Recently, parents have started to raise concerns about whether homemade slime recipes are safe for kids. The cause for concern stems from a recent event when an 11-year-old girl suffered burns from making her own slime. According to CBS News, the burns came from exposure to Borax, a common household cleaning product and ingredient in some slimes. Although the amount of Borax in homemade slime is small, for kiddos with sensitive skin (or ones who might be tempted to take a little taste), Borax exposure could cause pain and irritation. Given the fact that some parents aren't too keen on letting their kids play with something that contains a lot of chemicals, YouTubers and bloggers have created a number of safe slime recipes.
Whether it's the chemicals that freak you out or you're just not a big DIY-er, you don't have to make your own slime to get in on the gooey fun. You can easily purchase slime at toy stores or online, if that's more your jam. But still, safety can be a concern. Look for slimes made without Borax and only with non-toxic glue. As Dr. Jason Hack, a physician at Rhode Island Hospital, told WPRI in Rhode Island, it's important for parents to double check that the glue involved in slime-making is ACMI-approved non-toxic, which is denoted by a seal on the bottle.
There are also many safe, non-toxic slimes available for sale on Etsy. Toronto-based FreewayStudios also has an "all-natural" slime for sale, made without Borax, laundry detergent, or contact solution, and is also color-customizable.
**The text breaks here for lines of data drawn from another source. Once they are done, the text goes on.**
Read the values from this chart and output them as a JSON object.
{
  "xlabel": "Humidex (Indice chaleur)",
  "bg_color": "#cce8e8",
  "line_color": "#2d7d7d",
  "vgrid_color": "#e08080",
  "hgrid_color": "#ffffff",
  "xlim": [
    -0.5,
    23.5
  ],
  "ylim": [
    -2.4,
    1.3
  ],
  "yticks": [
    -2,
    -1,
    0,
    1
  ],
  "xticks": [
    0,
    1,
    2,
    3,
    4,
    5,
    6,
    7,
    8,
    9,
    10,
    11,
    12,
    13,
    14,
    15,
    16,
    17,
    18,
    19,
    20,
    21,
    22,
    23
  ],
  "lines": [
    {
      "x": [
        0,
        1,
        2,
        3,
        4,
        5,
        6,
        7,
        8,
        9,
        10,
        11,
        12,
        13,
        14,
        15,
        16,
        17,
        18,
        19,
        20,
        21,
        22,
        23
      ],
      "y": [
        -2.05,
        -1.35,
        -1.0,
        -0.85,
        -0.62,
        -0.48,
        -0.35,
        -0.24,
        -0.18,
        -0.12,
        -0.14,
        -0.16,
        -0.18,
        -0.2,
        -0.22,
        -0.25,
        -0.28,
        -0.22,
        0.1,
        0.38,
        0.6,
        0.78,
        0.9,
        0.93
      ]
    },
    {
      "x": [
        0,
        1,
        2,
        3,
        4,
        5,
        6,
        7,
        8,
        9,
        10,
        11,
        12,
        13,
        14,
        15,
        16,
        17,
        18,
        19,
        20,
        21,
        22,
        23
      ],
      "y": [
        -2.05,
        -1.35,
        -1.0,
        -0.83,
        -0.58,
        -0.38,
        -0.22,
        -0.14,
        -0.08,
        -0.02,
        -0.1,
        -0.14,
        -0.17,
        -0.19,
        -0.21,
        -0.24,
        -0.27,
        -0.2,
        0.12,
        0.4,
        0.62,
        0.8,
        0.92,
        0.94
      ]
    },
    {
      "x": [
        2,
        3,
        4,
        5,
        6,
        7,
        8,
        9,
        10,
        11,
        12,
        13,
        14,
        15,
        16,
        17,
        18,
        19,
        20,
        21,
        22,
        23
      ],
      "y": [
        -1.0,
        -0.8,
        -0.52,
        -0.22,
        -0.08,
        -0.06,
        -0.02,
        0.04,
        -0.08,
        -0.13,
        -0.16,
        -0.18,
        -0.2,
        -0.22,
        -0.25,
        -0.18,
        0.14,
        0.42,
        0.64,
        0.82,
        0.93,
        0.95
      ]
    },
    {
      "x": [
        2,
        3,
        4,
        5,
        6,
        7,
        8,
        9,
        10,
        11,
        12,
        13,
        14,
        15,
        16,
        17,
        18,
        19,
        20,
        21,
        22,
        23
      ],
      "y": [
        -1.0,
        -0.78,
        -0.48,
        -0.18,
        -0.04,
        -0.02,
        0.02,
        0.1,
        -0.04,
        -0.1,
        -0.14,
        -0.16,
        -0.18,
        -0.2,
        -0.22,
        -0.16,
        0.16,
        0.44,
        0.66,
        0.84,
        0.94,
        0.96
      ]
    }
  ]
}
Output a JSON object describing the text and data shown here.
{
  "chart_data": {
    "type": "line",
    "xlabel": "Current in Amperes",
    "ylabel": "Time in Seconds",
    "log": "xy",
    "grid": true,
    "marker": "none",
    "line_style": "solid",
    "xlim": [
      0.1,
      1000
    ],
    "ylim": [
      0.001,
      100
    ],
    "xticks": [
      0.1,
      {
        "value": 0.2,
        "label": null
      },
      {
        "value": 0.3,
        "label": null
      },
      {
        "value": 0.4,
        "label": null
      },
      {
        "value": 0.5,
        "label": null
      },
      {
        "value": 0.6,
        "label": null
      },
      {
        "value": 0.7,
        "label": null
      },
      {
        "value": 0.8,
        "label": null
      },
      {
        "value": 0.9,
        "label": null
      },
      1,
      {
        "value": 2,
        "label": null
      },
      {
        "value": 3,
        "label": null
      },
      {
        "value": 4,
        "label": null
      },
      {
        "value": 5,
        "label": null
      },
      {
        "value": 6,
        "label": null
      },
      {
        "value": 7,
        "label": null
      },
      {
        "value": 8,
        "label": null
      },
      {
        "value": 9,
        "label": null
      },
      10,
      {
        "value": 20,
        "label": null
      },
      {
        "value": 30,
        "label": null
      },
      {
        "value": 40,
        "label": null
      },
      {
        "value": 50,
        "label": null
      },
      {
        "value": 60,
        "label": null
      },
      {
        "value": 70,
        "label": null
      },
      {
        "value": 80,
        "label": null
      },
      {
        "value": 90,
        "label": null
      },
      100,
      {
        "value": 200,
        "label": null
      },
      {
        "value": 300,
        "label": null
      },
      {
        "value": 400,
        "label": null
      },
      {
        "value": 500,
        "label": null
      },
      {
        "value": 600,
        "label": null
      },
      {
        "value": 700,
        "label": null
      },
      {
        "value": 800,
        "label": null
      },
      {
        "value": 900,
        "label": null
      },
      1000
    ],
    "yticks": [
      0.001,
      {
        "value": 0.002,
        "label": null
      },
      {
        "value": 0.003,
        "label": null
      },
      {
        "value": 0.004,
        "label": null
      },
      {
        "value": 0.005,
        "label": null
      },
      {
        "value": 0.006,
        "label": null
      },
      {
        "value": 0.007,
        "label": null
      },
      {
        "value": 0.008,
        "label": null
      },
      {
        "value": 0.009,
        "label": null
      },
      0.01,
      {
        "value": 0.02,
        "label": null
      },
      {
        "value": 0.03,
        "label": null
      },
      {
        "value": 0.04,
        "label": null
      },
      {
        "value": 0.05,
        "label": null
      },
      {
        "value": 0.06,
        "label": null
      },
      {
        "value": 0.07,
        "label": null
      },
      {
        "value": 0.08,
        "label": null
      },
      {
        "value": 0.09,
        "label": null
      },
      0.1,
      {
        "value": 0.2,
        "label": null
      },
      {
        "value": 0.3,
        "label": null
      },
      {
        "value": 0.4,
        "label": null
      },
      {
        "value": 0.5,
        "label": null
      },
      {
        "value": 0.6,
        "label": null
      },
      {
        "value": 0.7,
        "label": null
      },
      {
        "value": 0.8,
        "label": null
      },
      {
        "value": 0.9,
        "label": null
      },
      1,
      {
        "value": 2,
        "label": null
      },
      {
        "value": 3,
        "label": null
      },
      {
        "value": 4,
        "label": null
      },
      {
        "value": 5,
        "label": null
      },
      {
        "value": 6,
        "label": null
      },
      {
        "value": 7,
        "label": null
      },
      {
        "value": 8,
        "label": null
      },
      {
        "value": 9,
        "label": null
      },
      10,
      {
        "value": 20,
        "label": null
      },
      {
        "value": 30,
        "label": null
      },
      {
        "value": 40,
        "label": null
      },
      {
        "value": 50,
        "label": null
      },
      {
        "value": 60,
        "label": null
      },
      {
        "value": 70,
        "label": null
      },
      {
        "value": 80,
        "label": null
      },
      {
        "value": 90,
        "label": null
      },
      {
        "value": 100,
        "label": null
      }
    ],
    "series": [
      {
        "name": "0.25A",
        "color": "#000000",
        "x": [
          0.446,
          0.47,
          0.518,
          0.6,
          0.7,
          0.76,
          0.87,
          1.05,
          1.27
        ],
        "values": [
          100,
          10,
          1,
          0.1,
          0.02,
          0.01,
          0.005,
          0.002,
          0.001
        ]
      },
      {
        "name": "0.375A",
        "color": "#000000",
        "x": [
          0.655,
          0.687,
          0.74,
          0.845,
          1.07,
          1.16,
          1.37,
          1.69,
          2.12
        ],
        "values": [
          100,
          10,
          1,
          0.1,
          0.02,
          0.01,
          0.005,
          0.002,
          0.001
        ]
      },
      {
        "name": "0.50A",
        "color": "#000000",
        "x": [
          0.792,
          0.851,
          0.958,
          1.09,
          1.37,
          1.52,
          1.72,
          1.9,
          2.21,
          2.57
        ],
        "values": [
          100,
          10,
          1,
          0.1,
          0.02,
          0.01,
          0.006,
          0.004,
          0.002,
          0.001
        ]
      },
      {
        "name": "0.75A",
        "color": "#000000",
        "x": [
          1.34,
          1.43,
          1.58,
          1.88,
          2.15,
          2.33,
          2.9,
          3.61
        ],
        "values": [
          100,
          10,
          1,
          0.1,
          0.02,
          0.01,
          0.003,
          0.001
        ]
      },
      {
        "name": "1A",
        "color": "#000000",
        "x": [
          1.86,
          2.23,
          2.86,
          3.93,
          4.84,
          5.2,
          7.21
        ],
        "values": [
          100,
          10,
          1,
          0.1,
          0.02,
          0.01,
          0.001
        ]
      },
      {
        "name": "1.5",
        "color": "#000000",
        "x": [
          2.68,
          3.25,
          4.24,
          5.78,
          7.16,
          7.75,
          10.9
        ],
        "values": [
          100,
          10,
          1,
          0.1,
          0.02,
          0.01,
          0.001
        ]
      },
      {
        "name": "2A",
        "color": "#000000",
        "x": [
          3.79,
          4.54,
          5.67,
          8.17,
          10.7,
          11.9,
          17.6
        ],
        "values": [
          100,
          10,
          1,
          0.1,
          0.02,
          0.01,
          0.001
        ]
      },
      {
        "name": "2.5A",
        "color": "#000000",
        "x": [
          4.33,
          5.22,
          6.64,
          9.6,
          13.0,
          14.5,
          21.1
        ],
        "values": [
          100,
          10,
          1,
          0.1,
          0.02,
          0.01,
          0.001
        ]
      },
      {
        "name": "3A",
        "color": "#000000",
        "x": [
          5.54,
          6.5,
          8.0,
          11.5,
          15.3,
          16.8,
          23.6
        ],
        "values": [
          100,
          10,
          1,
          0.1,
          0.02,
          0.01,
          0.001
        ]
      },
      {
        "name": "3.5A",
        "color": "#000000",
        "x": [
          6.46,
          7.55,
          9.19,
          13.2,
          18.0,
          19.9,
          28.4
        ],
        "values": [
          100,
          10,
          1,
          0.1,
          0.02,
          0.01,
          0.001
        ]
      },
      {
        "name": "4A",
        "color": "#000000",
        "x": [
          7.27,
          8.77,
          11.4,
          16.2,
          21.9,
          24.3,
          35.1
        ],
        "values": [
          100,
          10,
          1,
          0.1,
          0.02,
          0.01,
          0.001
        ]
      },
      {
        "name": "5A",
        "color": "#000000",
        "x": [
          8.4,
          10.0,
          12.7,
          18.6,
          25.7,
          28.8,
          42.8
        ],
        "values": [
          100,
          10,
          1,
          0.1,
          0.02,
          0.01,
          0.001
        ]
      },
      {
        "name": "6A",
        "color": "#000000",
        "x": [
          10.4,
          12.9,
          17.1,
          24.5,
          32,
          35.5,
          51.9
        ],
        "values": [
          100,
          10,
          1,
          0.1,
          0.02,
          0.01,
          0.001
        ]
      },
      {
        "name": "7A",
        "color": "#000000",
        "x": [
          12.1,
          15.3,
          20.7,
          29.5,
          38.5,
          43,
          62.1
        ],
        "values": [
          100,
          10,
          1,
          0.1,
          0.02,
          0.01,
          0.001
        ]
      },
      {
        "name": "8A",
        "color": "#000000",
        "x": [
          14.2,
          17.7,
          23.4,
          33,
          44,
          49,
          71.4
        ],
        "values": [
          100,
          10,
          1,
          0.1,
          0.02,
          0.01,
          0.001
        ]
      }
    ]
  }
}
The best way to make sure that the slime you're buying is safe is to do your research and check the ingredients to the best of your ability. Knowing what's in the products you're giving to your family can put your mind at ease and let you join in on the fun. If you're especially concerned, attempt to DIY or provide adequate supervision when your kids are playing with slime. Most are relatively safe, but it's still a good idea to cautiously touch the slime before diving in to make sure that it doesn't cause any problems.